Quelque chose

“Au chapitre XIX de la Prasannapadâ (le « commentaire limpide »), le penseur bouddhiste Candrakîrti, expliquant des formules de Nâgârjuna, écrit, sous le titre « Réfutation de l’existence du temps » :

OBJECTION. – Les choses possèdent certainement une nature propre, puisque c’est grâce à elle que nous parlons des trois temps. Le Bienheureux a enseigné l’existence du passé, du présent et de l’avenir et il a enseigné qu’ils ont pour substrat les choses. Si la nature propre d’une chose a été produite, on la nomme « passée ». Si la nature propre d’une chose est produite, mais non encore détruite, on la nomme « présente ». Si la nature propre d’une chose ne s’est pas encore réalisée, on la nomme « future ». C’est ainsi qu’il a enseigné l’existence des temps et leur dépendance de la nature propre des choses. Par conséquent, la nature propre des choses, qui dépend à son tour des temps, existe.

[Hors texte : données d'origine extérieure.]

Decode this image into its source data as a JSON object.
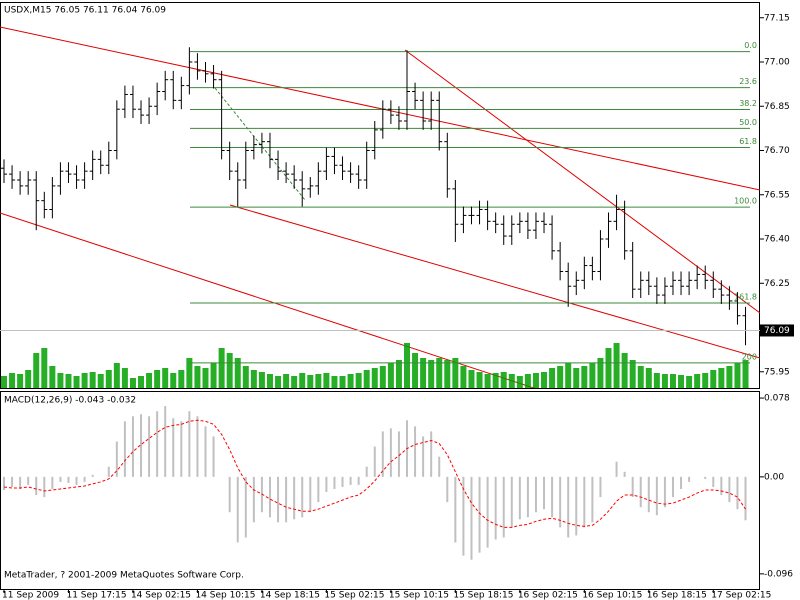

RÉPONSE. – La nature propre des choses, grâce à laquelle nous parlons des trois temps, existerait si, comme vous le pensez, les trois temps existaient. Mais il n’en est rien. Le maître le prouve en disant :

« Si le présent et l’avenir n’existaient qu’en relation avec le passé, ils existeraient déjà dans le passé. »

En effet, si le présent et l’avenir existaient en ce monde, ce ne pourrait être qu’en relation avec le passé ou indépendamment de lui. Or, s’il était prouvé que présent et avenir existent en relation avec le passé, ils existeraient déjà nécessairement dans le passé. Car une chose ne peut être en relation avec une autre chose si elle n’y existe déjà, comme par exemple pour cette raison il n’y a pas de relation entre une femme stérile et son fils […].

OBJECTION. – Mais il y a une relation entre les ténèbres, même inexistantes, et une lampe et entre une lampe et l’obscurité en tant qu’elles sont contraires.

RÉPONSE. – Cela est faux, car ce n’est qu’une pétition de principe. D’autre part, si vous admettiez, afin d’établir une relation entre eux, que le présent et l’avenir existaient déjà dans le passé, dans ce cas ils auraient la même nature que lui puisqu’ils y existeraient déjà. Mais alors le passé n’existerait pas non plus, car il est « ce qu’a laissé derrière soi l’état présent » et l’avenir « ce qui n’est pas encore en possession de l’état présent ». Mais, si le présent et l’avenir ne peuvent exister, comment quoi que ce soit pourrait-il avoir la nature du passé ? Le passé n’existerait donc pas non plus.

Si, désireux d’éviter les erreurs, on disait :

« Le présent et l’avenir n’existent pas dans le passé, alors, s’il en était ainsi, comment pourraient-ils être en relation avec lui ? »

Si l’on pense que présent et avenir n’existent pas dans le passé, dans ce cas-là ils ne pourraient avoir de relation avec le passé puisqu’ils n’y existeraient pas déjà et ils seraient semblables au lotus du ciel.

OBJECTION. – Soit. Mais les partisans du temps croient néanmoins à son existence et ils disent : « Pourquoi est-il nécessaire qu’il y ait une relation entre le présent et l’avenir d’une part et le passé d’autre part ? »

RÉPONSE. – « On ne peut pas prouver l’existence du présent et de l’avenir sans admettre leur relation avec le passé. Le présent et l’avenir n’existent donc pas. »

Le présent et l’avenir n’existent pas puisqu’ils ne sont pas en relation avec le passé et qu’ils sont non-existants comme la corne de l’âne. Puisque ainsi le présent et l’avenir n’existent pas, on saura donc que le temps n’existe pas.

De même que l’on ne peut pas prouver l’existence du présent et de l’avenir qu’ils soient en relation ou non avec le passé, de même il faudra admettre l’impossibilité d’établir : soit l’existence du passé et de l’avenir, qu’ils soient en relation avec le présent ou non ; soit l’existence du présent et du passé, qu’ils soient en relation avec l’avenir ou non. Car, dans ces cas, les mêmes difficultés rencontrées lorsqu’on ne pouvait pas prouver l’existence du présent et de l’avenir, soit en relation avec le passé, soit indépendamment de lui, se retrouveront.”